Dozens of deaths and more than 1000 ambulance call-outs in a year have left New Zealand's government facing what some say is an unprecedented synthetic cannabis problem.

"We would describe it as a public health emergency," New Zealand Drug Foundation executive director Ross Bell said.

"New Zealand has never experience this before and, in fact, no other country is experiencing (synthetic-cannabis-related) deaths at this level."

Like their counterparts in Australian states, New Zealand MPs have in the past decade wrestled with a response to the substances.

Since their legal restriction, the products have moved underground and onto the black market, where their increasing potency and effects no longer resemble the marijuana high they originally tried to imitate.

The danger has become visible in the past year.

A New Zealand coroner's report in June linked the drugs to as many as 45 deaths in a year compared with two deaths in the previous five years.

This is in a country that's evaded recent opioid crises and where the homicide count for 2017 was 48.

Ambulance staff say they have attended nearly 1200 call-outs related to synthetics in 2018.
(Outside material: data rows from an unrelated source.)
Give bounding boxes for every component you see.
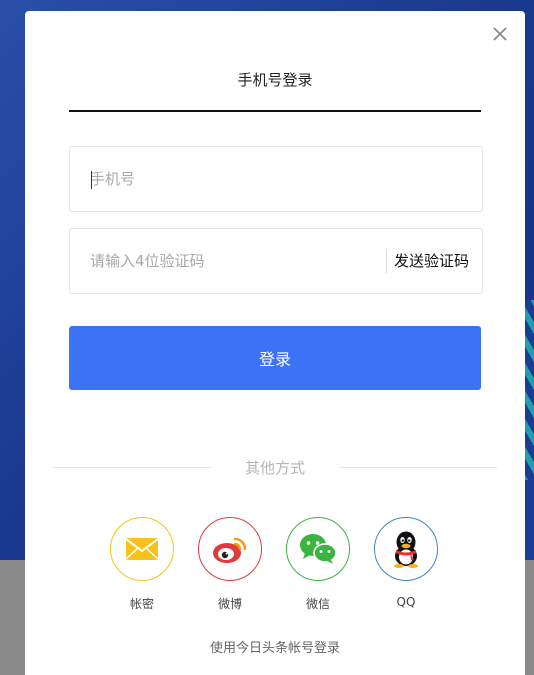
wechat-icon <box>300 534 337 564</box>
tab-active-indicator <box>69 110 481 112</box>
login-method-weibo[interactable]: 微博 <box>198 517 262 612</box>
text-caret <box>91 171 92 189</box>
send-code-button[interactable]: 发送验证码 <box>394 229 469 293</box>
phone-field <box>69 146 483 212</box>
code-input[interactable] <box>90 229 370 293</box>
login-method-label: QQ <box>396 595 416 609</box>
divider-right <box>339 467 497 468</box>
qq-icon <box>394 531 418 568</box>
login-method-wechat[interactable]: 微信 <box>286 517 350 612</box>
tab-phone-login[interactable]: 手机号登录 <box>69 69 481 90</box>
weibo-icon <box>213 537 247 563</box>
toutiao-login-link[interactable]: 使用今日头条帐号登录 <box>25 637 525 656</box>
login-method-label: 微信 <box>305 597 330 611</box>
envelope-icon <box>125 538 159 560</box>
login-method-circle[interactable] <box>286 517 350 581</box>
login-method-label: 帐密 <box>129 597 154 611</box>
login-method-circle[interactable] <box>198 517 262 581</box>
login-method-circle[interactable] <box>374 517 438 581</box>
login-method-qq[interactable]: QQ <box>374 517 438 609</box>
code-divider <box>386 249 387 273</box>
other-methods-label: 其他方式 <box>244 459 305 477</box>
code-field: 发送验证码 <box>69 228 483 294</box>
close-icon[interactable] <box>491 25 509 43</box>
login-method-label: 微博 <box>217 597 242 611</box>
login-button[interactable]: 登录 <box>69 326 481 390</box>
login-method-circle[interactable] <box>110 517 174 581</box>
phone-input[interactable] <box>90 147 370 211</box>
login-modal: 手机号登录 发送验证码 登录 其他方式 帐密 <box>25 11 525 675</box>
login-method-password[interactable]: 帐密 <box>110 517 174 612</box>
divider-left <box>53 467 211 468</box>
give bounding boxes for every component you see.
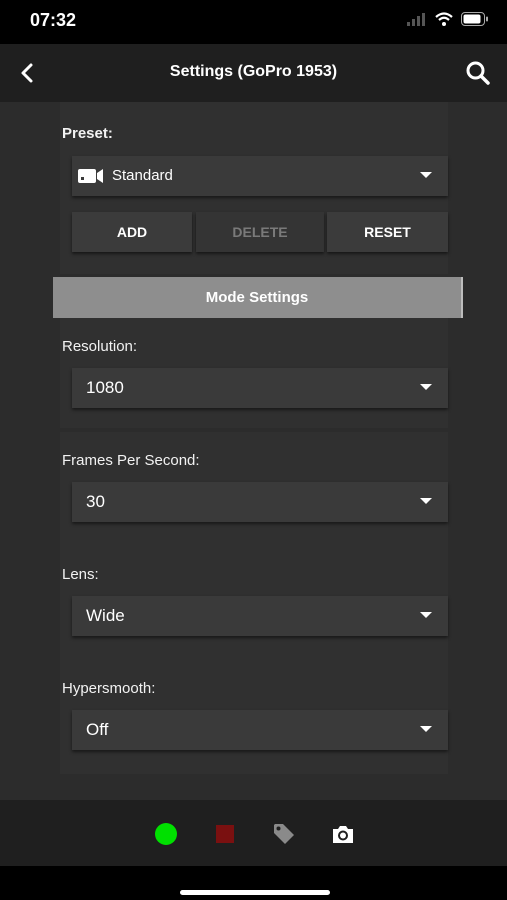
resolution-label: Resolution: [62,338,138,355]
status-icons [407,12,489,26]
resolution-select[interactable]: 1080 [72,368,448,408]
hypersmooth-section: Hypersmooth: Off [60,660,448,774]
lens-label: Lens: [62,566,99,583]
lens-value: Wide [86,606,125,625]
chevron-down-icon [420,498,432,504]
nav-bar: Settings (GoPro 1953) [0,44,507,102]
chevron-down-icon [420,612,432,618]
preset-label: Preset: [62,125,113,142]
stop-icon[interactable] [216,825,234,843]
chevron-down-icon [420,726,432,732]
add-button[interactable]: ADD [72,212,192,252]
fps-select[interactable]: 30 [72,482,448,522]
preset-section: Preset: Standard ADD DELETE RESET [60,102,448,274]
status-time: 07:32 [30,10,77,30]
wifi-icon [435,12,453,26]
reset-button[interactable]: RESET [327,212,448,252]
search-icon[interactable] [465,60,491,86]
chevron-down-icon [420,172,432,178]
fps-value: 30 [86,492,105,511]
status-bar: 07:32 [0,0,507,44]
tag-icon[interactable] [272,822,296,846]
settings-content: Preset: Standard ADD DELETE RESET Mode S… [0,102,507,800]
camera-icon[interactable] [331,823,355,845]
video-camera-icon [78,169,103,183]
hypersmooth-value: Off [86,720,109,739]
fps-label: Frames Per Second: [62,452,200,469]
preset-value: Standard [112,167,173,184]
bottom-toolbar [0,800,507,866]
hypersmooth-select[interactable]: Off [72,710,448,750]
screen: 07:32 Settings (GoPro 1953) Preset: Stan… [0,0,507,900]
signal-icon [407,12,425,26]
lens-section: Lens: Wide [60,546,448,662]
mode-settings-button[interactable]: Mode Settings [53,277,463,318]
delete-button[interactable]: DELETE [196,212,324,252]
hypersmooth-label: Hypersmooth: [62,680,156,697]
lens-select[interactable]: Wide [72,596,448,636]
fps-section: Frames Per Second: 30 [60,432,448,548]
battery-icon [461,12,488,26]
page-title: Settings (GoPro 1953) [169,63,338,80]
resolution-section: Resolution: 1080 [60,318,448,428]
resolution-value: 1080 [86,378,124,397]
home-indicator[interactable] [180,890,330,895]
record-icon[interactable] [155,823,177,845]
preset-select[interactable]: Standard [72,156,448,196]
chevron-down-icon [420,384,432,390]
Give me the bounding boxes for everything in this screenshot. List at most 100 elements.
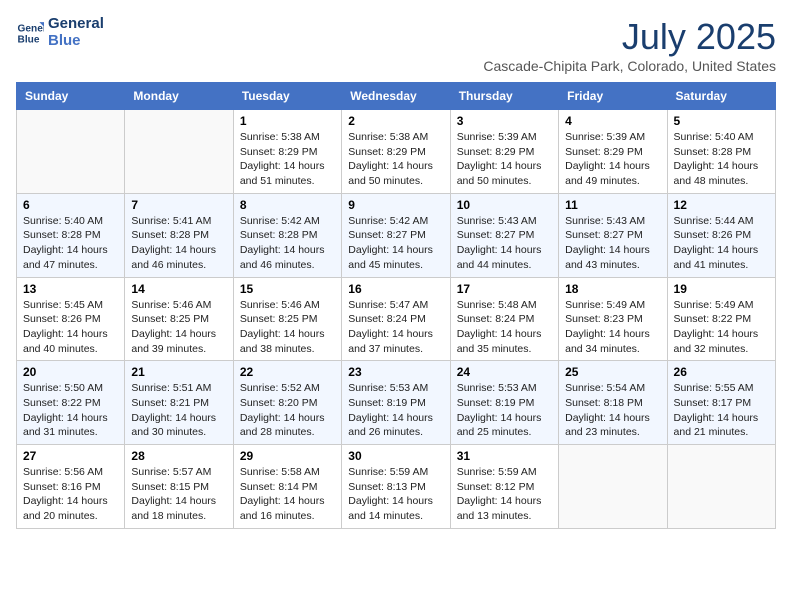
calendar-cell: 31 Sunrise: 5:59 AMSunset: 8:12 PMDayligh…: [450, 445, 558, 529]
calendar-cell: 26 Sunrise: 5:55 AMSunset: 8:17 PMDayligh…: [667, 361, 775, 445]
day-info: Sunrise: 5:49 AMSunset: 8:23 PMDaylight:…: [565, 298, 660, 357]
day-info: Sunrise: 5:43 AMSunset: 8:27 PMDaylight:…: [565, 214, 660, 273]
day-info: Sunrise: 5:53 AMSunset: 8:19 PMDaylight:…: [457, 381, 552, 440]
calendar-cell: 15 Sunrise: 5:46 AMSunset: 8:25 PMDayligh…: [233, 277, 341, 361]
day-number: 17: [457, 282, 552, 296]
calendar-cell: 19 Sunrise: 5:49 AMSunset: 8:22 PMDayligh…: [667, 277, 775, 361]
svg-text:Blue: Blue: [18, 34, 40, 45]
calendar-cell: 11 Sunrise: 5:43 AMSunset: 8:27 PMDayligh…: [559, 193, 667, 277]
header-thursday: Thursday: [450, 83, 558, 110]
calendar-cell: 3 Sunrise: 5:39 AMSunset: 8:29 PMDaylight…: [450, 110, 558, 194]
day-header-row: SundayMondayTuesdayWednesdayThursdayFrid…: [17, 83, 776, 110]
day-number: 2: [348, 114, 443, 128]
logo-icon: General Blue: [16, 19, 44, 47]
calendar-cell: 13Sunrise: 5:45 AMSunset: 8:26 PMDayligh…: [17, 277, 125, 361]
calendar-cell: [667, 445, 775, 529]
day-info: Sunrise: 5:49 AMSunset: 8:22 PMDaylight:…: [674, 298, 769, 357]
day-number: 15: [240, 282, 335, 296]
calendar-table: SundayMondayTuesdayWednesdayThursdayFrid…: [16, 82, 776, 529]
week-row-3: 13Sunrise: 5:45 AMSunset: 8:26 PMDayligh…: [17, 277, 776, 361]
calendar-cell: 18 Sunrise: 5:49 AMSunset: 8:23 PMDayligh…: [559, 277, 667, 361]
day-info: Sunrise: 5:38 AMSunset: 8:29 PMDaylight:…: [240, 130, 335, 189]
day-info: Sunrise: 5:59 AMSunset: 8:12 PMDaylight:…: [457, 465, 552, 524]
calendar-cell: 21 Sunrise: 5:51 AMSunset: 8:21 PMDayligh…: [125, 361, 233, 445]
day-info: Sunrise: 5:41 AMSunset: 8:28 PMDaylight:…: [131, 214, 226, 273]
day-number: 6: [23, 198, 118, 212]
day-number: 25: [565, 365, 660, 379]
calendar-cell: 25 Sunrise: 5:54 AMSunset: 8:18 PMDayligh…: [559, 361, 667, 445]
header-sunday: Sunday: [17, 83, 125, 110]
day-number: 14: [131, 282, 226, 296]
week-row-5: 27 Sunrise: 5:56 AMSunset: 8:16 PMDayligh…: [17, 445, 776, 529]
day-number: 27: [23, 449, 118, 463]
day-number: 3: [457, 114, 552, 128]
day-number: 22: [240, 365, 335, 379]
header-wednesday: Wednesday: [342, 83, 450, 110]
svg-text:General: General: [18, 23, 44, 34]
calendar-cell: 10Sunrise: 5:43 AMSunset: 8:27 PMDayligh…: [450, 193, 558, 277]
calendar-cell: 27 Sunrise: 5:56 AMSunset: 8:16 PMDayligh…: [17, 445, 125, 529]
day-number: 31: [457, 449, 552, 463]
calendar-cell: [125, 110, 233, 194]
day-number: 10: [457, 198, 552, 212]
calendar-cell: 28Sunrise: 5:57 AMSunset: 8:15 PMDayligh…: [125, 445, 233, 529]
day-number: 12: [674, 198, 769, 212]
calendar-cell: 8 Sunrise: 5:42 AMSunset: 8:28 PMDaylight…: [233, 193, 341, 277]
day-number: 30: [348, 449, 443, 463]
header-monday: Monday: [125, 83, 233, 110]
day-number: 21: [131, 365, 226, 379]
logo: General Blue General Blue: [16, 16, 104, 49]
calendar-cell: 29Sunrise: 5:58 AMSunset: 8:14 PMDayligh…: [233, 445, 341, 529]
day-info: Sunrise: 5:42 AMSunset: 8:28 PMDaylight:…: [240, 214, 335, 273]
day-number: 16: [348, 282, 443, 296]
title-area: July 2025 Cascade-Chipita Park, Colorado…: [483, 16, 776, 74]
day-info: Sunrise: 5:58 AMSunset: 8:14 PMDaylight:…: [240, 465, 335, 524]
day-info: Sunrise: 5:54 AMSunset: 8:18 PMDaylight:…: [565, 381, 660, 440]
day-info: Sunrise: 5:45 AMSunset: 8:26 PMDaylight:…: [23, 298, 118, 357]
day-number: 23: [348, 365, 443, 379]
day-info: Sunrise: 5:56 AMSunset: 8:16 PMDaylight:…: [23, 465, 118, 524]
day-info: Sunrise: 5:39 AMSunset: 8:29 PMDaylight:…: [565, 130, 660, 189]
calendar-cell: 7 Sunrise: 5:41 AMSunset: 8:28 PMDaylight…: [125, 193, 233, 277]
week-row-4: 20Sunrise: 5:50 AMSunset: 8:22 PMDayligh…: [17, 361, 776, 445]
day-info: Sunrise: 5:53 AMSunset: 8:19 PMDaylight:…: [348, 381, 443, 440]
day-number: 19: [674, 282, 769, 296]
calendar-cell: 30Sunrise: 5:59 AMSunset: 8:13 PMDayligh…: [342, 445, 450, 529]
day-number: 8: [240, 198, 335, 212]
week-row-2: 6 Sunrise: 5:40 AMSunset: 8:28 PMDaylight…: [17, 193, 776, 277]
month-title: July 2025: [483, 16, 776, 58]
day-info: Sunrise: 5:40 AMSunset: 8:28 PMDaylight:…: [23, 214, 118, 273]
calendar-cell: 23 Sunrise: 5:53 AMSunset: 8:19 PMDayligh…: [342, 361, 450, 445]
day-info: Sunrise: 5:52 AMSunset: 8:20 PMDaylight:…: [240, 381, 335, 440]
day-info: Sunrise: 5:46 AMSunset: 8:25 PMDaylight:…: [131, 298, 226, 357]
calendar-cell: 17 Sunrise: 5:48 AMSunset: 8:24 PMDayligh…: [450, 277, 558, 361]
day-info: Sunrise: 5:46 AMSunset: 8:25 PMDaylight:…: [240, 298, 335, 357]
calendar-cell: [17, 110, 125, 194]
day-info: Sunrise: 5:51 AMSunset: 8:21 PMDaylight:…: [131, 381, 226, 440]
day-number: 1: [240, 114, 335, 128]
header-friday: Friday: [559, 83, 667, 110]
day-info: Sunrise: 5:39 AMSunset: 8:29 PMDaylight:…: [457, 130, 552, 189]
day-number: 26: [674, 365, 769, 379]
day-info: Sunrise: 5:47 AMSunset: 8:24 PMDaylight:…: [348, 298, 443, 357]
day-number: 9: [348, 198, 443, 212]
day-number: 18: [565, 282, 660, 296]
day-number: 7: [131, 198, 226, 212]
day-number: 24: [457, 365, 552, 379]
day-info: Sunrise: 5:55 AMSunset: 8:17 PMDaylight:…: [674, 381, 769, 440]
day-info: Sunrise: 5:38 AMSunset: 8:29 PMDaylight:…: [348, 130, 443, 189]
calendar-cell: 24 Sunrise: 5:53 AMSunset: 8:19 PMDayligh…: [450, 361, 558, 445]
day-number: 11: [565, 198, 660, 212]
calendar-cell: 14 Sunrise: 5:46 AMSunset: 8:25 PMDayligh…: [125, 277, 233, 361]
day-info: Sunrise: 5:44 AMSunset: 8:26 PMDaylight:…: [674, 214, 769, 273]
day-info: Sunrise: 5:40 AMSunset: 8:28 PMDaylight:…: [674, 130, 769, 189]
logo-line1: General: [48, 16, 104, 33]
calendar-cell: 4Sunrise: 5:39 AMSunset: 8:29 PMDaylight…: [559, 110, 667, 194]
day-info: Sunrise: 5:48 AMSunset: 8:24 PMDaylight:…: [457, 298, 552, 357]
header-tuesday: Tuesday: [233, 83, 341, 110]
day-number: 20: [23, 365, 118, 379]
logo-line2: Blue: [48, 33, 104, 50]
calendar-cell: 2 Sunrise: 5:38 AMSunset: 8:29 PMDaylight…: [342, 110, 450, 194]
day-number: 28: [131, 449, 226, 463]
calendar-cell: 12 Sunrise: 5:44 AMSunset: 8:26 PMDayligh…: [667, 193, 775, 277]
Whether the relative surge was a matter of overzealous local producers applying too much chemical or a difference in alternative drug options compared with other countries was not clear, Bell said.
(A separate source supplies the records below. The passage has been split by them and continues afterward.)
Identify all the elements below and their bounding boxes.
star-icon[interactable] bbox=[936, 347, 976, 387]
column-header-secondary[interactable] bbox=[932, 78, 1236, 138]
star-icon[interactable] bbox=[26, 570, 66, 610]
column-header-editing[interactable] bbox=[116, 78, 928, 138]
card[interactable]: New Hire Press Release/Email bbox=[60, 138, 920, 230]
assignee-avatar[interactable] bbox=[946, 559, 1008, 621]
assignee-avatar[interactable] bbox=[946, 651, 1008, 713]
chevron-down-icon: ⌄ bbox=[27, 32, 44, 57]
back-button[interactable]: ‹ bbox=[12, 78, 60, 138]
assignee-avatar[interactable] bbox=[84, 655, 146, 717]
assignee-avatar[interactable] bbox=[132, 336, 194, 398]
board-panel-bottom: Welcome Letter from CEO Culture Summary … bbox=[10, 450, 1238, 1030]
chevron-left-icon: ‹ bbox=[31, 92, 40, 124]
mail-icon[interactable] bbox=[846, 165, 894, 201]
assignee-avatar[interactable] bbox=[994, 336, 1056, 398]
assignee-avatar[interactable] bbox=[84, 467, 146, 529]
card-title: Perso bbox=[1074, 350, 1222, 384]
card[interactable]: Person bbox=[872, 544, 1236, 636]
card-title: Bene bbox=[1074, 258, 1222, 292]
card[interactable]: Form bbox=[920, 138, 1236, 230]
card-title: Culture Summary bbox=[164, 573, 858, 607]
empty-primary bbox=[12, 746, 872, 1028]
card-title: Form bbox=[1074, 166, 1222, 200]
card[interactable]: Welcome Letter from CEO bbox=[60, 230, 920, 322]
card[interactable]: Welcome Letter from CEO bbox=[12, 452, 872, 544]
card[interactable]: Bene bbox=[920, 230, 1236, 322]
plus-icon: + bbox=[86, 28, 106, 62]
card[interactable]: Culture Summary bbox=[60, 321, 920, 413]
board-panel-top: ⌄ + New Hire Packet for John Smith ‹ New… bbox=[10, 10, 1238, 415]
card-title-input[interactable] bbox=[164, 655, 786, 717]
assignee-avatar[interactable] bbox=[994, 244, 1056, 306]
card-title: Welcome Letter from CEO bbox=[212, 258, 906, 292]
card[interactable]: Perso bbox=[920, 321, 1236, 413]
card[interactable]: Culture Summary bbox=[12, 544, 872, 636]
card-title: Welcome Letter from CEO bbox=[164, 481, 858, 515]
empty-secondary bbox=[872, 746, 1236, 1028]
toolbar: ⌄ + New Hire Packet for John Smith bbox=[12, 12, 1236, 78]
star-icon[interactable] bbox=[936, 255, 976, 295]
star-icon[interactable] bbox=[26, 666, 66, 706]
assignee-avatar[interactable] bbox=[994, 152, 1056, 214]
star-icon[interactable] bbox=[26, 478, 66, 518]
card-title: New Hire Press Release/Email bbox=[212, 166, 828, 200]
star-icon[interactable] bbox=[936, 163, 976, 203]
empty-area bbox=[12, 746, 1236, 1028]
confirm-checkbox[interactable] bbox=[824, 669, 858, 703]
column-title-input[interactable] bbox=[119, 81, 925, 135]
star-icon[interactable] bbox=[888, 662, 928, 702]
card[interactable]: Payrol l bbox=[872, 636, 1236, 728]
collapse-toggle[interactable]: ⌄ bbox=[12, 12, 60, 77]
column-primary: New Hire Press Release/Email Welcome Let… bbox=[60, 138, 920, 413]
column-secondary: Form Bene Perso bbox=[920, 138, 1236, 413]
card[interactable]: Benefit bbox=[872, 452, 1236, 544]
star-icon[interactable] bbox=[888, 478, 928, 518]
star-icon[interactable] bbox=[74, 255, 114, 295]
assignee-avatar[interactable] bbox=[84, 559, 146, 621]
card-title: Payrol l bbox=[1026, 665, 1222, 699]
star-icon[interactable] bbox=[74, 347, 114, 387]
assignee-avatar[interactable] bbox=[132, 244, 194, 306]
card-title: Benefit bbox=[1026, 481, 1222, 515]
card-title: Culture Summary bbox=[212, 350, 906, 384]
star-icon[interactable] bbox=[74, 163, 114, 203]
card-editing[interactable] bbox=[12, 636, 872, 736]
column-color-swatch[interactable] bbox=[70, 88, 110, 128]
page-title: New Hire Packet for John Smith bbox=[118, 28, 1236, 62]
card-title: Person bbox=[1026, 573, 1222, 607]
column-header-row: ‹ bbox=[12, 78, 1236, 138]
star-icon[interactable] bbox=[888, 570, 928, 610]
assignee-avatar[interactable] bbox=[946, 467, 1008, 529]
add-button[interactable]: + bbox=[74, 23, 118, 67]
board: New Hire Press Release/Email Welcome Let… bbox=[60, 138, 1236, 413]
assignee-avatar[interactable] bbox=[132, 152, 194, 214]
But it was a bad batch - suspected of killing a man and putting 19 others in hospital - that this week prompted officials to consider raising two of the synthetic drugs to the same legal class as cocaine and heroin.

"That will give the police greater powers to go after the peddlers of these drugs and interrupt the supply of them into the community," Health Minister David Clark told reporters.

However, politicians and advocates across the political spectrum are sceptical about the proposal, given chemists can easily skirt restrictions.

Bell said even if the move targeted sellers, it would catch users.

"The majority of them are homeless, living on the margins of society. The reason they use these drugs is to forget about the problems in their lives," he said.

New Zealand's Green Party, a support partner of the governing coalition, has also reacted critically.

"We can choose to carry on with a failed war on drugs, or take a more sensible route and look at the causes and health impacts of addiction and treat those instead," Greens drug law reform spokesperson Chloe Swarbrick said.

The centre-right opposition National Party, meanwhile, has called for the government to introduce harsher penalties for dealers of all synthetic cannabis.